Although thermodynamics of α-helix formation has been well known for many years [50, 51], it is not clear how the factors that determine the helix stability [30, 34, 36, 39, 52, 53] change with helix length. It is thought that helix stability increases with length and this is mainly related to the hydrogen bond network [54,55,56,57,58,59]. In this context, it could be proposed that the propensity of (n):(n + 4) amino acid pairings to vary with length could be related to the helix stability. Therefore, variations in the propensities of the amino acid pairings presented in the Sect. 3 can be associated with helix stability. So, it could be concluded that the propensity of ALA:GLY and GLY:GLU pairings to increase with length would increase the helix stability. Likewise, ALA:ALA and ALA:VAL pairings would also affect the helix stability negatively. Seven pairings whose tendencies remain constant could be considered as neutral in this sense. Also, the other 25 residue pairings with a certain propensity over a more restricted length range could be evaluated similarly. Although there are studies in the literature with single amino acids, especially with polyalanine peptides, there are no studies those overlap with the findings obtained in this study. It should be noted also that there were no short helices in this study and therefore findings of this study on structural features do not cover all α-helices.

An improved understanding of helix stability would be very useful especially in protein engineering, de novo protein design and protein folding. Some specific amino acid pairings may be preferred or avoided in order to obtain proper degree of stability. Considering that the information on variations in propensities of amino acids with helix length is very limited, findings of this study could make important contributions to the field in this context.

5 Conclusion

Even though there are many studies on propensities of amino acids to α-helix, the number of the studies on variation of propensities with length is very limited, especially the ones including (n):(n + 4) pairings. Besides that, findings from these rare studies are not conclusive due to their drawbacks such as insufficient data set or poor pairing criteria.
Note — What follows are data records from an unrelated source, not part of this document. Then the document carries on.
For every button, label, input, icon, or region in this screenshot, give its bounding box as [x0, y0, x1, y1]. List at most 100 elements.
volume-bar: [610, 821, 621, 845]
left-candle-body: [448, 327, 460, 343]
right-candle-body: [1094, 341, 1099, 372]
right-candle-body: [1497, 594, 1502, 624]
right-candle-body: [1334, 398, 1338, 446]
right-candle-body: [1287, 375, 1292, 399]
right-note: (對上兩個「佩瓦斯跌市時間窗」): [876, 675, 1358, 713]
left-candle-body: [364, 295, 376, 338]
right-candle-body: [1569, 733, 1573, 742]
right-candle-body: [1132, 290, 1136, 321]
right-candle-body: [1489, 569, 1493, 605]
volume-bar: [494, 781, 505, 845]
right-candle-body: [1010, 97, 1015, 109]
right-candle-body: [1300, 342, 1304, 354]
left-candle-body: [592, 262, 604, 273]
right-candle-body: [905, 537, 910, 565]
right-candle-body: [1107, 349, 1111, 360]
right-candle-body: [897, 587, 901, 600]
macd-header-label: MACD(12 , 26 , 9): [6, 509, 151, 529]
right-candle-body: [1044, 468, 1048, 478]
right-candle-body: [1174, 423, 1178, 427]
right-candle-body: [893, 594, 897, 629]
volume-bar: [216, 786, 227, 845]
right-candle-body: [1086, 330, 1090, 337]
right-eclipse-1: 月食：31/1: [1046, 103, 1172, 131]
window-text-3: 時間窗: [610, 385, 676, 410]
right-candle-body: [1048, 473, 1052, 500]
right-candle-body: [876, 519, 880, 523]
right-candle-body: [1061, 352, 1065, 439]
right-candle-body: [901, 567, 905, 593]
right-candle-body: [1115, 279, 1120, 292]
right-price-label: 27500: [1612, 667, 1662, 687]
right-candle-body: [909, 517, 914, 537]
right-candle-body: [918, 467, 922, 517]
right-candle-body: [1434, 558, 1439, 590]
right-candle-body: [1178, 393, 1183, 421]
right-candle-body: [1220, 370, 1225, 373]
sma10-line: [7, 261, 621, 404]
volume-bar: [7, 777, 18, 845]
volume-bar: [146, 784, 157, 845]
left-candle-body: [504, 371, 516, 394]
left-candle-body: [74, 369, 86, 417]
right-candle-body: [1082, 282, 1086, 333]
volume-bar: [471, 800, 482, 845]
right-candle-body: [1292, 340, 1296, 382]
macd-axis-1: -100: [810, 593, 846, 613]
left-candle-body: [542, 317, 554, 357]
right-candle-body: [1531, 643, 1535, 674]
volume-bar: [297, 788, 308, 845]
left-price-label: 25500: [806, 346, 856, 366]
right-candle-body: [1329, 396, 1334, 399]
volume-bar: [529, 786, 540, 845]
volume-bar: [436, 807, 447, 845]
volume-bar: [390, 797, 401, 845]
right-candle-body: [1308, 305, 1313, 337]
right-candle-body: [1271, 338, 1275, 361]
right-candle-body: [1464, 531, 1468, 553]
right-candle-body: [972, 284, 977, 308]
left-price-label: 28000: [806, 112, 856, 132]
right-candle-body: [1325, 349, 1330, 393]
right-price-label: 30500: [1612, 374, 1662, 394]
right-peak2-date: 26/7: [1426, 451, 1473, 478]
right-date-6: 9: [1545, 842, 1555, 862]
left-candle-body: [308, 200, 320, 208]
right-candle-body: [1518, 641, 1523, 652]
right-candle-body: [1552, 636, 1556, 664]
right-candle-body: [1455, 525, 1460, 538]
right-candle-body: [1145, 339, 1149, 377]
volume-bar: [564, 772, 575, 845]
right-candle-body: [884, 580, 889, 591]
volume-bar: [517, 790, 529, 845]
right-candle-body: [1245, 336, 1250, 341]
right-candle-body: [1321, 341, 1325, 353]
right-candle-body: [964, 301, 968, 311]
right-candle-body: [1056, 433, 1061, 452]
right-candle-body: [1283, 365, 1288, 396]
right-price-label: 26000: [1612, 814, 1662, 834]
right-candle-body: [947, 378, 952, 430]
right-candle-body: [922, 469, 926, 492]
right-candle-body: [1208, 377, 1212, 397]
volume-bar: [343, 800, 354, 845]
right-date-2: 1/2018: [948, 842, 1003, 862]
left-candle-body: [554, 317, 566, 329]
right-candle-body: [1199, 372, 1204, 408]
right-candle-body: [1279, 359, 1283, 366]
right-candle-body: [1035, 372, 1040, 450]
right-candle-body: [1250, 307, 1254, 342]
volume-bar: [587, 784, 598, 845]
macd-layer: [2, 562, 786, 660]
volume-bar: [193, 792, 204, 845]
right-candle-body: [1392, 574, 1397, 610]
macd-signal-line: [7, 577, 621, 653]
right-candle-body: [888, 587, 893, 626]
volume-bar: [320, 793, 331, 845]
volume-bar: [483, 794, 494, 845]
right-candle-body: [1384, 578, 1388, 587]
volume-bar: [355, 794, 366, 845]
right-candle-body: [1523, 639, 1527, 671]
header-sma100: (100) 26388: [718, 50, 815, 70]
In this study, the variations in propensities of residue pairings with helix length were investigated using a comprehensive data set and a rigorous biophysical criterion based on backbone HB. Findings from this study have shown that as helix length increases, propensities of ALA:GLY and GLY:GLU pairings increase but of ALA:ALA and ALA:VAL decrease. Frequencies of ILE:ALA, LEU:ALA, LEU:GLN, LEU:GLU, LEU:LEU, MET:ILE and VAL:LEU pairings do not vary with helix length. Besides those, 25 residue pairings have varying regularities in narrow length range, the remaining pairings have no prominent propensity to α-helix. These pairings, except the last group, could be used as additional parameters to specifically predict the core region of the α-helix. Therefore, these findings may move forward the SSPMs in regard of accuracy limit. The other contribution of these findings to the field could be in helix stability. Since length is one of the factors of helix stability, parameters related to the length would be useful in evaluating the stability. This issue is especially important in de novo protein design or protein engineering. However, findings of this study do not cover the shorter peptides because of restriction in helix length set at 13-to-26 residues.